(0) Obligation:
Runtime Complexity TRS:
The TRS R consists of the following rules:
plus(x, y) → ifPlus(isZero(x), x, inc(y))
ifPlus(true, x, y) → p(y)
ifPlus(false, x, y) → plus(p(x), y)
times(x, y) → timesIter(0, x, y, 0)
timesIter(i, x, y, z) → ifTimes(ge(i, x), i, x, y, z)

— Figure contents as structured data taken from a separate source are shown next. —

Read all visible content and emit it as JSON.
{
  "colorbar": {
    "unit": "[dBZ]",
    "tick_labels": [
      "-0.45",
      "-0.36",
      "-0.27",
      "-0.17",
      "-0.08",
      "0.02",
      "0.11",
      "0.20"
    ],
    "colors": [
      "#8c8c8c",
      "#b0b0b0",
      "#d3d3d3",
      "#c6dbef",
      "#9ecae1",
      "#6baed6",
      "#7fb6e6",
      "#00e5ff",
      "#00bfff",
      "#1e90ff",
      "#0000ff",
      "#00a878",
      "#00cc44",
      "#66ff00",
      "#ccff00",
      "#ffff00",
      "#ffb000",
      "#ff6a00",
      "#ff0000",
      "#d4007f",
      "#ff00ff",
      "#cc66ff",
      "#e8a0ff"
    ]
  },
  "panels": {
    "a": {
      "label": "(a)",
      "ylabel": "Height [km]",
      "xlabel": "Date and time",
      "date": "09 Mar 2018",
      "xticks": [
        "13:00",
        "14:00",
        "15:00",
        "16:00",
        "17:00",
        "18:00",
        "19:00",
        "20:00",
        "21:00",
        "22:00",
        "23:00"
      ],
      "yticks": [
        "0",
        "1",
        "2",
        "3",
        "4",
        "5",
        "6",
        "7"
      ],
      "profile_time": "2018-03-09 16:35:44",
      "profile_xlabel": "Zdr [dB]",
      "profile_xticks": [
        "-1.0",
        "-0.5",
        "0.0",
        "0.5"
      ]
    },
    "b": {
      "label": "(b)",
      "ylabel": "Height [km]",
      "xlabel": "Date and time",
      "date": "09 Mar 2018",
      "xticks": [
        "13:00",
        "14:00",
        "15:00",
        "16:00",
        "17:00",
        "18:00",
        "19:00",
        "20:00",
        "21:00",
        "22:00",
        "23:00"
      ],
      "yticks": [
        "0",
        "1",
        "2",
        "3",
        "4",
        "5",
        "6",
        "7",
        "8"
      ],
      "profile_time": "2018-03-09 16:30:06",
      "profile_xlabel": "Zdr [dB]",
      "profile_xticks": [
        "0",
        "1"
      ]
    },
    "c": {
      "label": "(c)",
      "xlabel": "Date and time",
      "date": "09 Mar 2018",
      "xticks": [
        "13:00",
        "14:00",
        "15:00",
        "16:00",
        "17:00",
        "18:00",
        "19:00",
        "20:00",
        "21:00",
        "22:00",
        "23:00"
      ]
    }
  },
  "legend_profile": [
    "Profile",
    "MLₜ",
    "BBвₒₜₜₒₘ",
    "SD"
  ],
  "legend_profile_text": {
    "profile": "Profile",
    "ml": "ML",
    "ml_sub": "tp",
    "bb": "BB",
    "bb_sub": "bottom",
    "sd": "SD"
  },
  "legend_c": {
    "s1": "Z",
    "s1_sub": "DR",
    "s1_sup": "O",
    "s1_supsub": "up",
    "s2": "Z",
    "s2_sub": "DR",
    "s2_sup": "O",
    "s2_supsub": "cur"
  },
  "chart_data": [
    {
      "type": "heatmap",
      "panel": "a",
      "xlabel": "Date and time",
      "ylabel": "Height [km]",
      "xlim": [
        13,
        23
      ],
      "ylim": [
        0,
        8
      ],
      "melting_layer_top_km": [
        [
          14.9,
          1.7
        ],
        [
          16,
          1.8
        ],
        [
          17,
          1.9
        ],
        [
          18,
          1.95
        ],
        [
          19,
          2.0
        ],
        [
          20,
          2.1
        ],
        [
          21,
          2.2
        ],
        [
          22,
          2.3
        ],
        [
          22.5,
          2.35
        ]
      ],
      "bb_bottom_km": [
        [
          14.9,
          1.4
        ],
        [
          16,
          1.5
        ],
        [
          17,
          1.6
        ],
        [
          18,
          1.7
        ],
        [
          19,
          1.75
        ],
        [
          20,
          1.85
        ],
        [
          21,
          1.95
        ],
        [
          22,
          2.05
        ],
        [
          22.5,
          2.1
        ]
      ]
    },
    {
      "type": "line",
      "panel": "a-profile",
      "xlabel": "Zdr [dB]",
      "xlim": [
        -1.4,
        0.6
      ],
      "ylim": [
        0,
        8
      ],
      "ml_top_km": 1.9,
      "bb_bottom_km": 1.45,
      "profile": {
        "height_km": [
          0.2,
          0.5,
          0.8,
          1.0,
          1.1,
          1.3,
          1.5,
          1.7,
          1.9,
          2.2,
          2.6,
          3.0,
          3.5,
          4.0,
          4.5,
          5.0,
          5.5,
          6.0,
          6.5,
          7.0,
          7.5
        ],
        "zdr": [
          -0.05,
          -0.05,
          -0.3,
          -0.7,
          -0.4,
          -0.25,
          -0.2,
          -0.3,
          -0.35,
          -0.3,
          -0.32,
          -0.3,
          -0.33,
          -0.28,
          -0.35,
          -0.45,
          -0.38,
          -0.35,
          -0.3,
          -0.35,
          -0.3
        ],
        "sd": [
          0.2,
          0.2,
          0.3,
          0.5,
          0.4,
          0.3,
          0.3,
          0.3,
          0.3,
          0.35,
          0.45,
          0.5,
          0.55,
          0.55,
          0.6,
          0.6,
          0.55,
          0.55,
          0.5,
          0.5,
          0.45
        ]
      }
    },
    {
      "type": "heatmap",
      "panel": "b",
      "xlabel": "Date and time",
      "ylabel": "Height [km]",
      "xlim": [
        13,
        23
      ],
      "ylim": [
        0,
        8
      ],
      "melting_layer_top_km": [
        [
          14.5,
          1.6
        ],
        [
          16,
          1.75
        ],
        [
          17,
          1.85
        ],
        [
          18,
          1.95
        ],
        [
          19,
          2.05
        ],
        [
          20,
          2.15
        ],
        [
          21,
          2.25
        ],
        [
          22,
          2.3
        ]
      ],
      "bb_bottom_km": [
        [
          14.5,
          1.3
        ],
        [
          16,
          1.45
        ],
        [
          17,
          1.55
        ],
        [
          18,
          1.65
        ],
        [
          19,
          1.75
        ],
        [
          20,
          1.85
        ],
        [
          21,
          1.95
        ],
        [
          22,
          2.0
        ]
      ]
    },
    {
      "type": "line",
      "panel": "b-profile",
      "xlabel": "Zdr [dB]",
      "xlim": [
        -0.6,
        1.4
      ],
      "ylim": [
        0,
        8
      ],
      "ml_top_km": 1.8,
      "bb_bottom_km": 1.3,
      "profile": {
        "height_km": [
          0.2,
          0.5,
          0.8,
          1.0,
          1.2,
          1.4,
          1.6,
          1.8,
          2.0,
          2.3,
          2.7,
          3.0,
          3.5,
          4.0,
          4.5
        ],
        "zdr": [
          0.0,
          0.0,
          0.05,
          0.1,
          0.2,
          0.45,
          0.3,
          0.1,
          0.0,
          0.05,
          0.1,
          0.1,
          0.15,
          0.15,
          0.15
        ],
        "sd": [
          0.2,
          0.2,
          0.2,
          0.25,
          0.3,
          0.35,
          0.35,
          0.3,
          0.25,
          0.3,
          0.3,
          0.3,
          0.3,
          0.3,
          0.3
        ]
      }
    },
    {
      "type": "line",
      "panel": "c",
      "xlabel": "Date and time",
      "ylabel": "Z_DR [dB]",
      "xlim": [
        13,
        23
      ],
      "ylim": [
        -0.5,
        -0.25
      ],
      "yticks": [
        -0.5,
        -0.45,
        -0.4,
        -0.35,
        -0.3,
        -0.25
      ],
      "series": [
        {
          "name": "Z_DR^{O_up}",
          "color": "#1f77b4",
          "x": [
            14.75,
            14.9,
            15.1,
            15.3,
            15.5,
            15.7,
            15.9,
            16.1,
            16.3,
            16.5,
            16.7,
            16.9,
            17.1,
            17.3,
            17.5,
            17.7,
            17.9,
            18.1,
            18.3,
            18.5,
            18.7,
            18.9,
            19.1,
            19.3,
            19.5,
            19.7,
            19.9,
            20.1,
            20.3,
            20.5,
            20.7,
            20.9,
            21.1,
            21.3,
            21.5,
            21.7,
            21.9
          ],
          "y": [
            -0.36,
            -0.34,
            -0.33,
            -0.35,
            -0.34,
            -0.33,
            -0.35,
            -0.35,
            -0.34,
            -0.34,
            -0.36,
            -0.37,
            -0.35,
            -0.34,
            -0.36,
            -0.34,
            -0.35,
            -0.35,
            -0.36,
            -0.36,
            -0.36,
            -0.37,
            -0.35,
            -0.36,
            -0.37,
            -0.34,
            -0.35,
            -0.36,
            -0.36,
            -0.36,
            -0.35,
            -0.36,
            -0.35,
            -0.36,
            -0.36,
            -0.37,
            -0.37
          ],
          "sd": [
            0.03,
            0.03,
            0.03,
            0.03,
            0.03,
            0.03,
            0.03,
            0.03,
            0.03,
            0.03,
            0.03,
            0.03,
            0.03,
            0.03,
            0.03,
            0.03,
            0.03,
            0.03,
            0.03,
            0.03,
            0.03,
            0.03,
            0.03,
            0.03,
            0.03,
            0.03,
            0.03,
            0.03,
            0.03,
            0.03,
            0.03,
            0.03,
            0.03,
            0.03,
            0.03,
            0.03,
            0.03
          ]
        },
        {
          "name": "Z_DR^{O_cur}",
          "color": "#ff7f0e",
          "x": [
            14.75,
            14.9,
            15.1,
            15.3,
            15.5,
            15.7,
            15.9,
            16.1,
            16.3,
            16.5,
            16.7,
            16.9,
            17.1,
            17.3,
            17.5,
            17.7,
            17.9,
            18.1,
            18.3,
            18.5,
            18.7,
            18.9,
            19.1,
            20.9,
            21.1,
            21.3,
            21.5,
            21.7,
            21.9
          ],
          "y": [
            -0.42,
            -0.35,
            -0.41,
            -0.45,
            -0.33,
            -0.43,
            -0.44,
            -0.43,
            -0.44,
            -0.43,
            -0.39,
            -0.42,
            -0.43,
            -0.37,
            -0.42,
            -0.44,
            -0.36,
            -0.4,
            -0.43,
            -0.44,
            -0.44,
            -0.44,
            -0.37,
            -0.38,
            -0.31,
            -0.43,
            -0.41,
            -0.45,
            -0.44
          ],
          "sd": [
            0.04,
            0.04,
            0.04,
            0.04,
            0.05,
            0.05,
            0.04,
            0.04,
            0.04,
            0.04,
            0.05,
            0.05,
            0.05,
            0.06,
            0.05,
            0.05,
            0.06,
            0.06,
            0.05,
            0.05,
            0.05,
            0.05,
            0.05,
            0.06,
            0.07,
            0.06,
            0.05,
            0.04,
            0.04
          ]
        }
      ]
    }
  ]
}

ifTimes(true, i, x, y, z) → z
ifTimes(false, i, x, y, z) → timesIter(inc(i), x, y, plus(z, y))
isZero(0) → true
isZero(s(0)) → false
isZero(s(s(x))) → isZero(s(x))
inc(0) → s(0)
inc(s(x)) → s(inc(x))
inc(x) → s(x)
p(0) → 0
p(s(x)) → x
p(s(s(x))) → s(p(s(x)))
ge(x, 0) → true
ge(0, s(y)) → false
ge(s(x), s(y)) → ge(x, y)
f0(0, y, x) → f1(x, y, x)
f1(x, y, z) → f2(x, y, z)
f2(x, 1, z) → f0(x, z, z)
f0(x, y, z) → d
f1(x, y, z) → c
Rewrite Strategy: FULL
(1) DecreasingLoopProof (EQUIVALENT transformation)
The following loop(s) give(s) rise to the lower bound Ω(n1):
The rewrite sequence
isZero(s(s(x))) →+ isZero(s(x))
gives rise to a decreasing loop by considering the right hand sides subterm at position [].
The pumping substitution is [x / s(x)].
The result substitution is [ ].
(2) BOUNDS(n^1, INF)